Hay sinuosas y profundas cuevas en el submundo del pueblo como imaginario con imágenes milagrosas y con fechas mortales cinceladas en secreto -y sin pedirle permiso a la usura trepidante del funcionario sin voz de mando ni neuronas- por cuerpos desnudos y entrañables y hermosos y aguerridos, porque hasta las rocas más duras ceden, al final del día, ante esos cuerpos como acero inquebrantable que crepita en la bruma glacial de la soledad laberíntica que, por cuestiones de conciencia y salud pública, no tiene valor de vestirlos.

¡Ah! las cuevas del imaginario del pueblo como tumultuoso cementerio de fieles elefantes donde los indigentes de la palabra que carecen de patria y los suicidas orgánicos que escriben poemas como celajes inconfesos, llegan antes de tiempo para acomodar la mullida almohada al compás de la canción de cuna de las explosiones libertarias de antaño que repiten de memoria las vocales del vahído social en plena calle; que conocen, sin escuela de por medio, las cuatro operaciones básicas de la lucha en pleno vértigo; que persiguen, sin brújula ni mapas, la utopía que quedó difuminada, como estrías perfectas, en el muro del norte que lo divide todo para proteger a los otros de nosotros… Amén. Las rosas rojas de una lucha sin fin y la levedad de la espuma marina que fornica sin penitencia muelles y botellas a la deriva son el ropaje de la primavera de la piel indómita como pueblo; el jadeo imaginario de las personas indispensables es un faro de luz como consigna roja; la resucitación repentina de los muertos que nunca mueren es un rayo en el desierto del hambre; la furia de los labios de las mujeres que, como la utopía social, son hermosas para siempre, es el mensaje clandestino del fusilado en los paredones clandestinos; los pies descalzos como celajes divinos son las hondas huellas del paciente caracol de la justicia caminando con pasos de ciego sobre las brasas ardiendo cual amor mundano y cotidiano que coge con adorada degeneración para no caer en la trampa religiosamente mercantil de hacer el amor.
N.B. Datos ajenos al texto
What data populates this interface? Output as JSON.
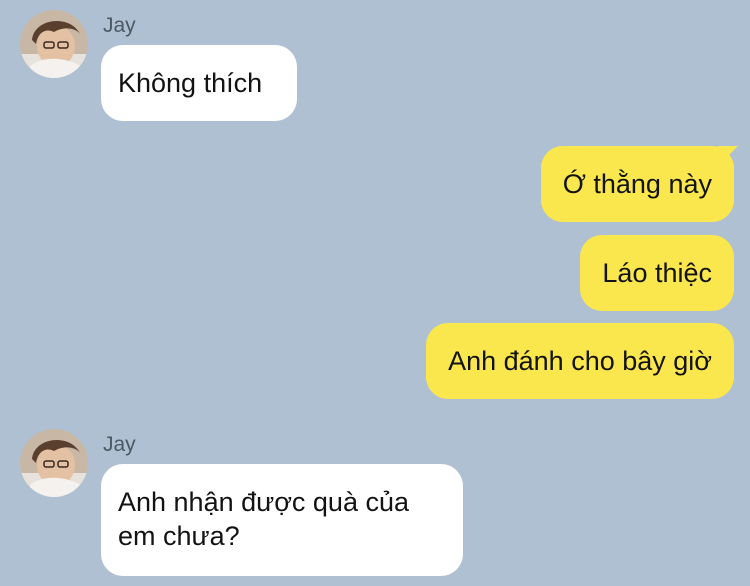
{
  "chat": {
    "background_color": "#aec0d1",
    "incoming_bubble_color": "#ffffff",
    "outgoing_bubble_color": "#fae74d",
    "messages": [
      {
        "direction": "in",
        "sender": "Jay",
        "text": "Không thích"
      },
      {
        "direction": "out",
        "text": "Ớ thằng này"
      },
      {
        "direction": "out",
        "text": "Láo thiệc"
      },
      {
        "direction": "out",
        "text": "Anh đánh cho bây giờ"
      },
      {
        "direction": "in",
        "sender": "Jay",
        "text_lines": [
          "Anh nhận được quà của",
          "em chưa?"
        ]
      }
    ]
  }
}
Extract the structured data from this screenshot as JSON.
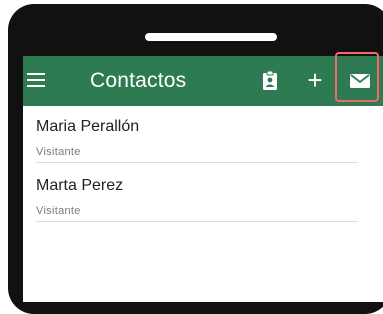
{
  "app": {
    "title": "Contactos",
    "colors": {
      "appbar": "#2e7a53",
      "highlight": "#f06a6a",
      "phone_frame": "#111111"
    }
  },
  "appbar": {
    "menu_icon": "hamburger-menu-icon",
    "actions": [
      {
        "icon": "contact-badge-icon"
      },
      {
        "icon": "add-icon",
        "glyph": "+"
      },
      {
        "icon": "mail-icon"
      }
    ]
  },
  "contacts": [
    {
      "name": "Maria Perallón",
      "role": "Visitante"
    },
    {
      "name": "Marta Perez",
      "role": "Visitante"
    }
  ]
}
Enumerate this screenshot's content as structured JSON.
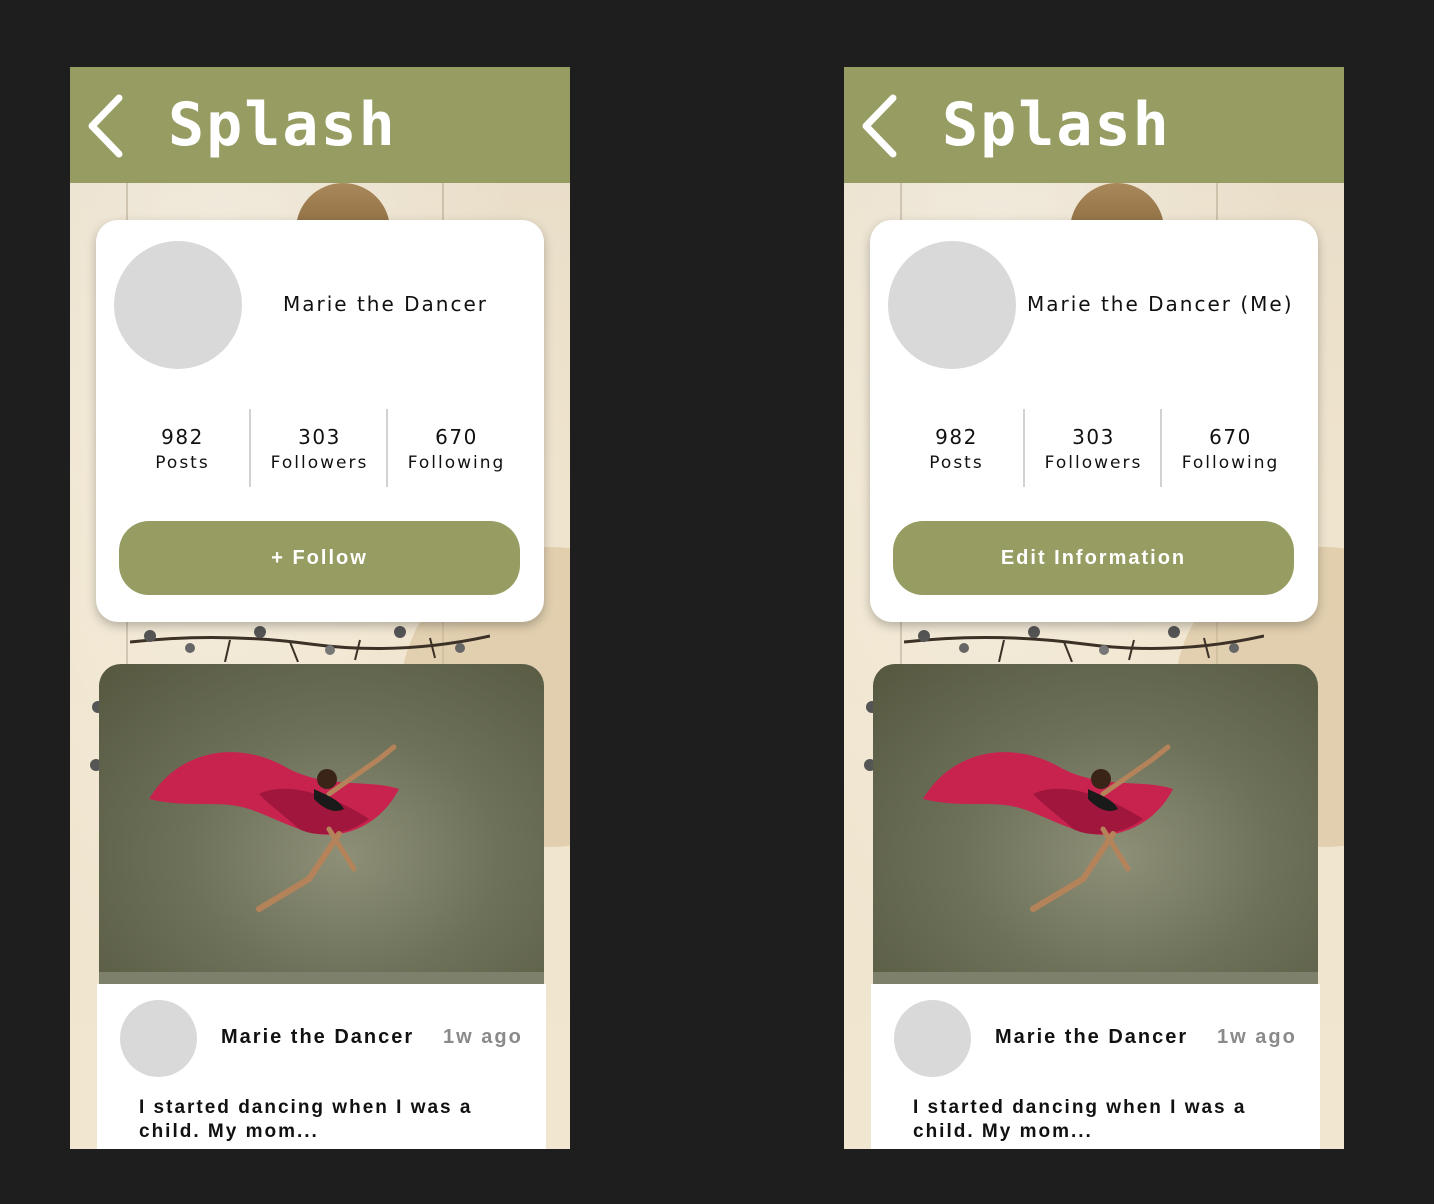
{
  "colors": {
    "canvas": "#1e1e1e",
    "accent": "#979d62",
    "card": "#ffffff",
    "placeholder": "#d9d9d9",
    "muted_text": "#8a8a8a"
  },
  "icons": {
    "back": "chevron-left-icon"
  },
  "screens": [
    {
      "header": {
        "title": "Splash"
      },
      "profile": {
        "name": "Marie the Dancer",
        "stats": [
          {
            "value": "982",
            "label": "Posts"
          },
          {
            "value": "303",
            "label": "Followers"
          },
          {
            "value": "670",
            "label": "Following"
          }
        ],
        "action_label": "+ Follow"
      },
      "post": {
        "author": "Marie the Dancer",
        "time": "1w ago",
        "text": "I started dancing when I was a child. My mom..."
      }
    },
    {
      "header": {
        "title": "Splash"
      },
      "profile": {
        "name": "Marie the Dancer (Me)",
        "stats": [
          {
            "value": "982",
            "label": "Posts"
          },
          {
            "value": "303",
            "label": "Followers"
          },
          {
            "value": "670",
            "label": "Following"
          }
        ],
        "action_label": "Edit Information"
      },
      "post": {
        "author": "Marie the Dancer",
        "time": "1w ago",
        "text": "I started dancing when I was a child. My mom..."
      }
    }
  ]
}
Eso explica por qué adoro a muerte a mi pueblo disímil como afortunado objeto de la espeleología de la conciencia. Mi pueblo: territorialidad robada de las manos de los sismos recurrentes y las inundaciones en el asfalto; pueblo como diminutos caseríos juntitos a las milpas sembradas en el recodo de la casa comunal, en el patio del vecino y hasta en del salitre de los puertos; como muelles vocingleros en la adicción de la sal; caseríos tiritando entre la menstruación de la neblina que quedó sin cafetales y sin luciérnagas; cerros titilando enormes cánticos de sirenas buenas; hacinados barrios heroicos frente a los temporales despiadados y densos; humillados cantones de sobrevivientes ciegos bajo un candil de aceite hirviendo; maquilas al acecho entre los frijolares con una pistola de grueso calibre; El Mozote como un gran remolino en suspenso; Ayotzinapa como cuenta por cobrar; San Fernando como puerto de indocumentados; Cochabamba que no niega un vaso de agua; cuarteles aromáticos como un gran cementerio en noviembre; Venezuela con los oídos rotos por la mentira imperial; la política con los ojos pinchados por el libertinaje; Buenos Aires y Caracas atrincheradas para darle la malvenida a los filibusteros hambrientos que naufragan en los mares de petróleo; Guazapa y su fiero vaso de chaparro; la Habana bostezando dignidad entre los twitters y los carros clásicos; Perquín primorosamente paciente; el volcán de San Salvador, Barcelona, Berlín, Moscú, Soyapango, el mercado central de Quito, Montevideo, México como una única margarita que espera ser desmembrada por manos inocentes; Acajutla, La Libertad, el Golfo de Fonseca, los manglares repletos de niños sin futuro como una lenta playa de mi pueblo; niños que se miran en el crónico espejo que surcan las dignas tortugas que no olvidan, jamás, donde tienen enterrado el ombligo; ilusiones de gente humilde que apartan como cuchillo filoso las interminables espigas del hambre.

Sí, las cuevas del imaginario del pueblo son un tiempo y un espacio como refugio imbatible contra la bomba atómica de la desesperanza; son el imaginario social que tiene su fondo y su superficie y que le da sentido a la sociología como ciencia comprometida.